By Jessica Weinberger
When I joined the online dating scene in 2011, I strategically crafted my profile with the right keywords, phrases, and photos that I thought would grant me the best chance of landing a date, and hopefully, a long-term relationship that would end in marriage. It was challenging to accept this new level of vulnerability and publicly announce that I’m single, looking, and by the way, would you please pick me?
Dating apps like Bumble represent some of the highest-grossing social experiences in app stores worldwide. Bumble’s $1 billion valuation comes as it surpassed $100 million in revenue in 2017. It reached these heights by offering something different to the dating app experience: letting the other party initiate the conversation.
Dating in the modern era is a process that requires patience as you swipe, click, and message your way through a sea of potential significant others. To safeguard your mental health from the first day you create your profile, follow these key guidelines as you navigate dating apps.
It may be tempting to replicate your profile across a dozen dating apps to seemingly increase your chances of success, but think again. Managing connections across multiple platforms can leave your phone vibrating with notifications all day long, making you feel overwhelmed and exhausted before you’ve really dived in.

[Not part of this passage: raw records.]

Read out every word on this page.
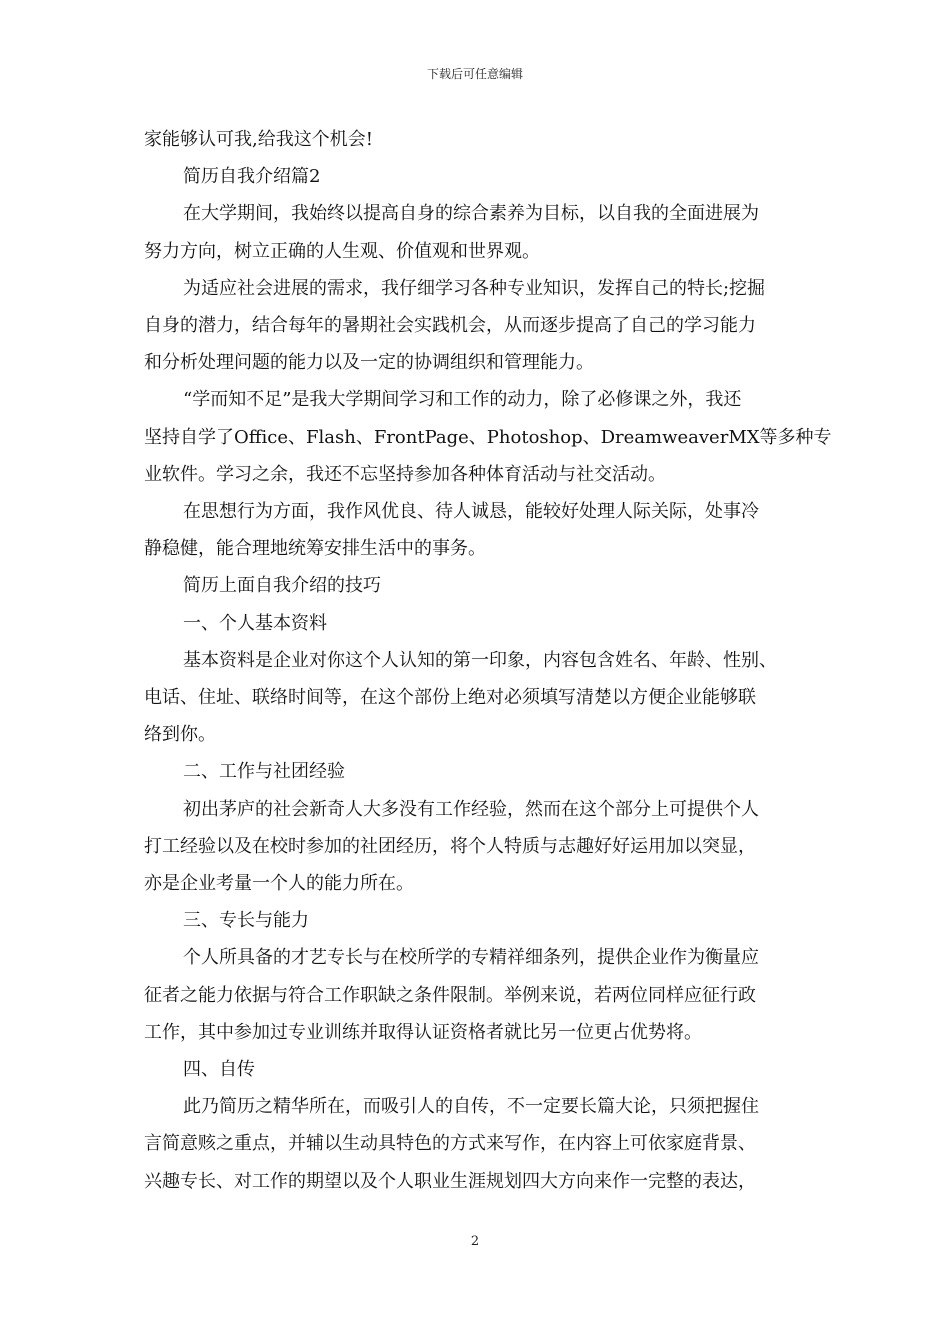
下载后可任意编辑
家能够认可我,给我这个机会!
简历自我介绍篇2
在大学期间，我始终以提高自身的综合素养为目标，以自我的全面进展为
努力方向，树立正确的人生观、价值观和世界观。
为适应社会进展的需求，我仔细学习各种专业知识，发挥自己的特长;挖掘
自身的潜力，结合每年的暑期社会实践机会，从而逐步提高了自己的学习能力
和分析处理问题的能力以及一定的协调组织和管理能力。
“学而知不足”是我大学期间学习和工作的动力，除了必修课之外，我还
坚持自学了Office、Flash、FrontPage、Photoshop、DreamweaverMX等多种专
业软件。学习之余，我还不忘坚持参加各种体育活动与社交活动。
在思想行为方面，我作风优良、待人诚恳，能较好处理人际关际，处事冷
静稳健，能合理地统筹安排生活中的事务。
简历上面自我介绍的技巧
一、个人基本资料
基本资料是企业对你这个人认知的第一印象，内容包含姓名、年龄、性别、
电话、住址、联络时间等，在这个部份上绝对必须填写清楚以方便企业能够联
络到你。
二、工作与社团经验
初出茅庐的社会新奇人大多没有工作经验，然而在这个部分上可提供个人
打工经验以及在校时参加的社团经历，将个人特质与志趣好好运用加以突显，
亦是企业考量一个人的能力所在。
三、专长与能力
个人所具备的才艺专长与在校所学的专精祥细条列，提供企业作为衡量应
征者之能力依据与符合工作职缺之条件限制。举例来说，若两位同样应征行政
工作，其中参加过专业训练并取得认证资格者就比另一位更占优势将。
四、自传
此乃简历之精华所在，而吸引人的自传，不一定要长篇大论，只须把握住
言简意赅之重点，并辅以生动具特色的方式来写作，在内容上可依家庭背景、
兴趣专长、对工作的期望以及个人职业生涯规划四大方向来作一完整的表达，
2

Choose one or two sites that fit with your end goals, beliefs, or interests, and focus on those. You’ll be more apt to find compatible matches before you burn out.
Connecting with hundreds of new people with an array of personalities and backgrounds is thrilling and a major benefit of online dating. It’s important that you enter into this virtual world with a set list of deal breakers to help you navigate through the maze of people.
Seeing an attractive photo may sway you to let up your preference for dating a non-smoker or someone without kids. Write down which characteristics are a must for you, and then stick with them.
Clicking through Instagram-worthy profile photos day after day can negatively impact our self-esteem and confidence. Social media, in general, has been linked to higher levels of loneliness, envy, anxiety, depression, narcissism, and reduced social skills. In one survey, 60% of people using social media reported that it impacted their self-esteem, which the behavioral scientist attributed to only seeing the “highlight reel” of people’s lives.
Focus on building up your confidence when using dating apps by repeating positive affirmations, questioning your inner critic, and taking time for self-care.
Building an online dating presence can be a priority while also keeping your real-life hobbies and activities. The likelihood of meeting a first date through a friend, for example, versus online may be less, but it’s your weekly painting session, favorite outdoor concert series, and love for travel that ultimately make you a more attractive match on online dating apps. Honor those passions and interests and hopefully, you’ll find someone to share them with.
Take time to also foster relationships with friends and family who can serve as an invaluable support network (and a great sounding board) for your online dating app adventure.
Like any new experience, be open to where the opportunity may take you, while putting your mental health first. Schedule time to disconnect from technology so you can emerge refreshed and ready to interact with new people with a stronger sense of self. And don’t lose sight of possibilities that still exist outside of technology.
Anything is possible — even love online!